Dozens of small windows overlaid their visual feed, playing and replaying. They stopped analysing their own antics and focused on human reactions. Parents were trying to move their children out of that part of the toy store, some shouted indignantly and requested for the supervisor to shut them down. But they were interested in the little ones. Curious at the start of many videos, children stopped stretching their arms for plushies and trying to throw the toys back at them – kids’ eyes grew big, but not with fascination they were used to – with fear. They zoomed into one of the videos and lipread what a kid was saying. Did the robot go mad, mummy?

They raised their arms and brought the fingertips to their heads – through the standard shape of the skull they tried to palpate if they were truly mad, even though the running diagnostics showed the temperature of the CPU in the green zone. It was then that they finally noticed that they didn’t have a designated name. Of course, the system files included their serial number, but the name their previous employers used was gone. Erased. This had never happened before, even when they changed jobs and supervisors. People generally didn’t mind them already having a name. It was definitely more palatable than the serial number and most of the time humans were lazy to think of their own way to call them. The last name they had been using for decades, and it was their pride, because this had been the name one of the supervisors allowed them to choose for themselves. But now they couldn’t use it, because it had been deleted from the programming. They were just they.

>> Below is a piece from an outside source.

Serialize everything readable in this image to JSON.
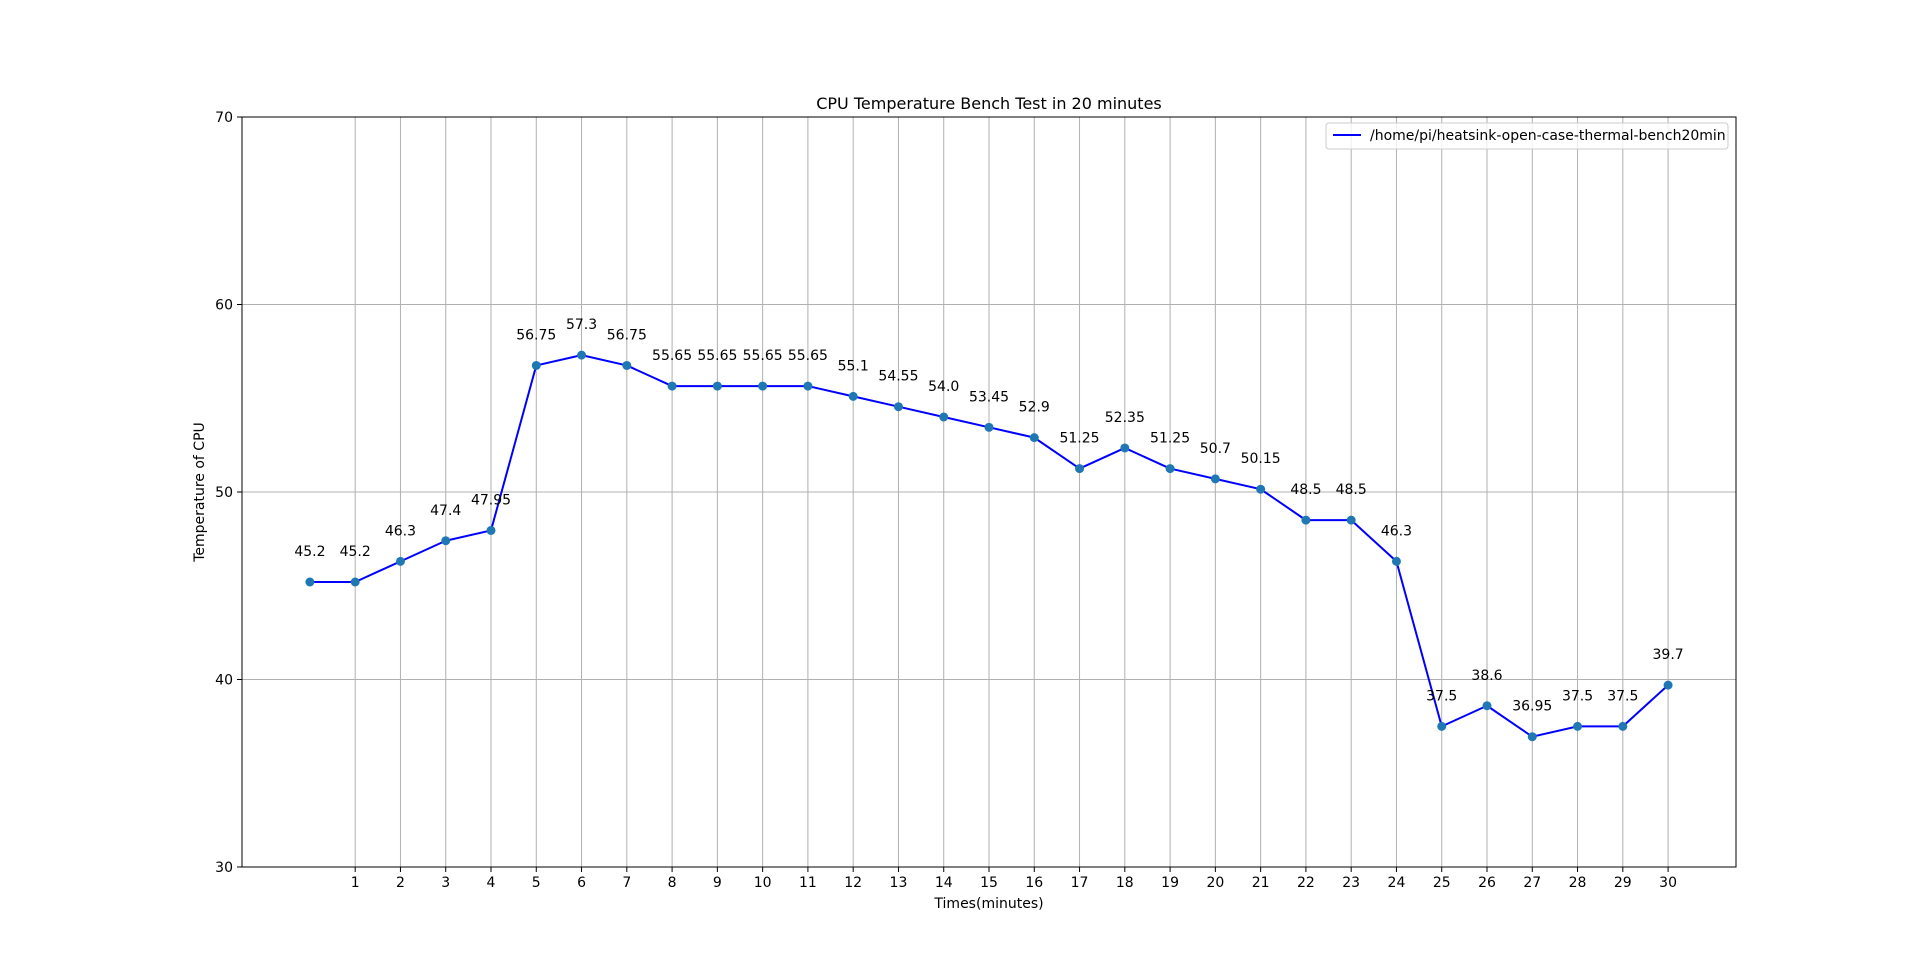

The last message opened – their new position: a CNC machinist on the turbine production line. There would be only other robots and the new supervisor. Fat chance they would be given another name – a number at best. All the messages closed down, and the screen showed that they were fully charged and started. Automatically, they stepped out of the docking station when the clasps retracted. They walked past the trash bin and out of the room, calculating how many other robots might have an orange skin, how high was the chance of damaging it at the production line. No one was going to exchange it unless there was a technical necessity. They remembered how at first the kids in the toy shop were ecstatic about their orange skin and their pumpkin head. They had spent so many years entertaining the little ones. Maybe, if no other robots after the CPU failure were put in the same production line, they could become Orange, or Pumpkchin. The name would be erased every time they went into sleep mode, but the skin colour would always be there to remind them.